Effect of neutral region choice in estimating the X-to-autosome effective population size ratio. Nx/Na (y-axis) is estimated by means of the X-to-autosome ratio of nucleotide diversity (π) normalized by human-macaque divergence to correct for variation in mutation rates. Bars are as described in text. Error bars are standard errors estimated by bootstrapping 10,000 data sets. YRI, Yoruba (Ibadan, Nigeria); CEU, CEPH (from Utah with Northern and Western European ancestry).
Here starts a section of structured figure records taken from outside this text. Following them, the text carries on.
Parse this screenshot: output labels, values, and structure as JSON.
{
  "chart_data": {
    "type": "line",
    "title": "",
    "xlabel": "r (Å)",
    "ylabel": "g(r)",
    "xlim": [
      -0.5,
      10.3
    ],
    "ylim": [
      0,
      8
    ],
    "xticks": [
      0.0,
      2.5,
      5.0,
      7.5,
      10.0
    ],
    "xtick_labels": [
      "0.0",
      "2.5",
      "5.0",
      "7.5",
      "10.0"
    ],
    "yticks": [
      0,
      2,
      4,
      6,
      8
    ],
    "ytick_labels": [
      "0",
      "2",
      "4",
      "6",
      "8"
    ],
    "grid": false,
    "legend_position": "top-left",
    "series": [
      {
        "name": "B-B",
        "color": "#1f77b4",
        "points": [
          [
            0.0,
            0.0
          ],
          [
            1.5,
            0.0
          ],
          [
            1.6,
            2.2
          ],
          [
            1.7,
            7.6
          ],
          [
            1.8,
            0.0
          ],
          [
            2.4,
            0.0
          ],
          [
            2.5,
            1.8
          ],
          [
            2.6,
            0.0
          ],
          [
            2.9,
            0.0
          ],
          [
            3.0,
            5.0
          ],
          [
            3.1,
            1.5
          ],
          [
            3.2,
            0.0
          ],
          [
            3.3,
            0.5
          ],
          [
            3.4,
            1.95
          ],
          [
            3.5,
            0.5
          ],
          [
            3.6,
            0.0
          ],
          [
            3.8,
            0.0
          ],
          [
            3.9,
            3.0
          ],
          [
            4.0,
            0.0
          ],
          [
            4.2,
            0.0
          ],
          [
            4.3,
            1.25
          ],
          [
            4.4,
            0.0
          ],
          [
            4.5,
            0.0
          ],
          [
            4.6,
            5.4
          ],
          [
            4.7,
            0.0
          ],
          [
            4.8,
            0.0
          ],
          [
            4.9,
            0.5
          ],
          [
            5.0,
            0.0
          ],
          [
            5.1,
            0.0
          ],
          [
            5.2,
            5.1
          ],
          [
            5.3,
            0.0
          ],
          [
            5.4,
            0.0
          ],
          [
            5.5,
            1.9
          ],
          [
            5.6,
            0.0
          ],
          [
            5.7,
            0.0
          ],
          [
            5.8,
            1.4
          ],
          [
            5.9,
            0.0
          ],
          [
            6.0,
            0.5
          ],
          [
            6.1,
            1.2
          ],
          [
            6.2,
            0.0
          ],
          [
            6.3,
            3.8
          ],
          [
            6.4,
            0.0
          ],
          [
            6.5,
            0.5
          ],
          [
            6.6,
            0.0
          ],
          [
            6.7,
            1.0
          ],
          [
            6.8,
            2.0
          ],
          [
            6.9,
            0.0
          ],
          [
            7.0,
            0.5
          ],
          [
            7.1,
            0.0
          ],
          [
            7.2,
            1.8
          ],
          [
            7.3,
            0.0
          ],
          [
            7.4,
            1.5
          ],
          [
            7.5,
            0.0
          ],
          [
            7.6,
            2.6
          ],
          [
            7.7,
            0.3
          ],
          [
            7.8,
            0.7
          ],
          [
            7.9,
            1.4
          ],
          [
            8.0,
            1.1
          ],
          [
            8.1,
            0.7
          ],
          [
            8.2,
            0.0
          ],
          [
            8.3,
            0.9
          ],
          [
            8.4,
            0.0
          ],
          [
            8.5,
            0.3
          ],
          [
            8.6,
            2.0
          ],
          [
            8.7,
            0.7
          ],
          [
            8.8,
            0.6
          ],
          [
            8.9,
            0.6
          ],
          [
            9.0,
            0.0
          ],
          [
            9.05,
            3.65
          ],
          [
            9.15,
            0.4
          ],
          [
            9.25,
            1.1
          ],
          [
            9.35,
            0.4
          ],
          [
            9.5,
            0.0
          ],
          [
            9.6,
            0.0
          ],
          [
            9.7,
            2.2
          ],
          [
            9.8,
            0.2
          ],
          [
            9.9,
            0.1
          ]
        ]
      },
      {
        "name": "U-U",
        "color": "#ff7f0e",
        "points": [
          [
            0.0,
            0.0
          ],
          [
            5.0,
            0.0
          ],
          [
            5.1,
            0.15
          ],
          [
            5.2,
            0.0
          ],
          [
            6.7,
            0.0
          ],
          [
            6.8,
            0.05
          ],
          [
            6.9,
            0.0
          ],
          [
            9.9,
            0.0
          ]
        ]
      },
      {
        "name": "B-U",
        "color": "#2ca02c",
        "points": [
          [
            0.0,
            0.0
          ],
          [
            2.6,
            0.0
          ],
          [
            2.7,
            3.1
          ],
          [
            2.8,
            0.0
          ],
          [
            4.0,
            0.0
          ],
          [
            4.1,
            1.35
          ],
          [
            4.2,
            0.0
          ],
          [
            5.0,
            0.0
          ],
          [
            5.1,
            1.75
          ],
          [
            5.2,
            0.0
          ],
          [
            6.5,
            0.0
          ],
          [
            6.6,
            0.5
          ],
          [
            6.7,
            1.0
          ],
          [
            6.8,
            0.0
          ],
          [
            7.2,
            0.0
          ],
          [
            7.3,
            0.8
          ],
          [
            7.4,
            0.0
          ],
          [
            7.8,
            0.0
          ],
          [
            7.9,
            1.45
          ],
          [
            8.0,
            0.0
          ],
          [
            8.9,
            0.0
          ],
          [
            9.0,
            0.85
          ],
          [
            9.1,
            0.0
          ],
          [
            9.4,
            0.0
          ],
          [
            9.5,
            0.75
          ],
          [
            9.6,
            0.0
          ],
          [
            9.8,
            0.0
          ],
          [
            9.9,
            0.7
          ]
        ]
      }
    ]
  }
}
Table 1 shows total base counts after each filtering and masking step employed in the example X-vs.-autosomes analysis detailed above. Indicative of the scarcity of truly neutral loci, the final regions set constitutes a small percentage of the genome. Nonetheless it comprises a large number of loci and is conducive to well-powered analysis of both the autosomes and chromosome X (Table 2). NRE can narrow down the data set in a stepwise fashion, increasing stringency with each additional filter, or it can apply all filters simultaneously in the first step and immediately return the most stringent set of loci. While the use of provided filters and conservative default parameters in NRE will provide a quite stringent set of nearly neutral regions, NRE does not purport to decide for the user the optimal balance of stringency and power. Instead, it gives the user the ability to define criteria, explore the tradeoff between stringency and power, and choose those that are optimal according to the requirements of their particular experimental design or analysis.

Table 1 Megabases remaining after each filtering and masking step
Table 2 Genome-wide macaque-normalized diversity estimates and ratios of chromosome X to autosomes

The two-step scheme of NRE facilitates such comparisons of neutral data sets of increasing stringency and their effect on measures of interest. Demonstrably, NRE can be readily employed to select regions for human demographic analysis of the kind now rising in frequency and to disentangle the effect of demographic history from that of natural selection.

Conclusion

NRE is a unique tool that offers a service of increasing demand for genomic scientists. As more studies are devoted to elucidating human evolutionary history, there will be an increasing and more acute demand for tools for analyzing neutral regions. NRE provides an easy to use platform for mining and customizing rigorously defined neutral regions and should prove useful for large scale resequencing design, demographic modeling, and studies of natural selection. It has the advantage of flexibility and ease of use, of coordinating with existing genomic resources, and of being a one-stop hub for an assortment of current, useful data. Importantly, NRE shares simple data processing capabilities with hubs of genomic information or collections of flexible tools such as the UCSC genome browser [12] or Galaxy [36]. However, NRE specifically addresses the task of mining for neutral regions in the human genome through an otherwise laborious integration of different filters, data sources, and data types: genic and conserved regions, data quality filters, genetic maps, genotypes from different human populations, the ability to obtain estimates of diversity and the effect of selection at linked sites, together with the considerations required for accurate comparisons of estimates between autosomal and sex-linked loci. NRE thus addresses a current gap that is not easily covered by existing resources, providing a reproducible strategy, that is well integrated with and thus complimentary to other existing and familiar tools available to the genomics community.

Availability and requirements

NRE is available at http://nre.cb.bscb.cornell.edu. It is platform independent and supported on current versions of web browsers that support JavaScript and CSS. It is available for use at no charge and without a login requirement or restrictions on usage.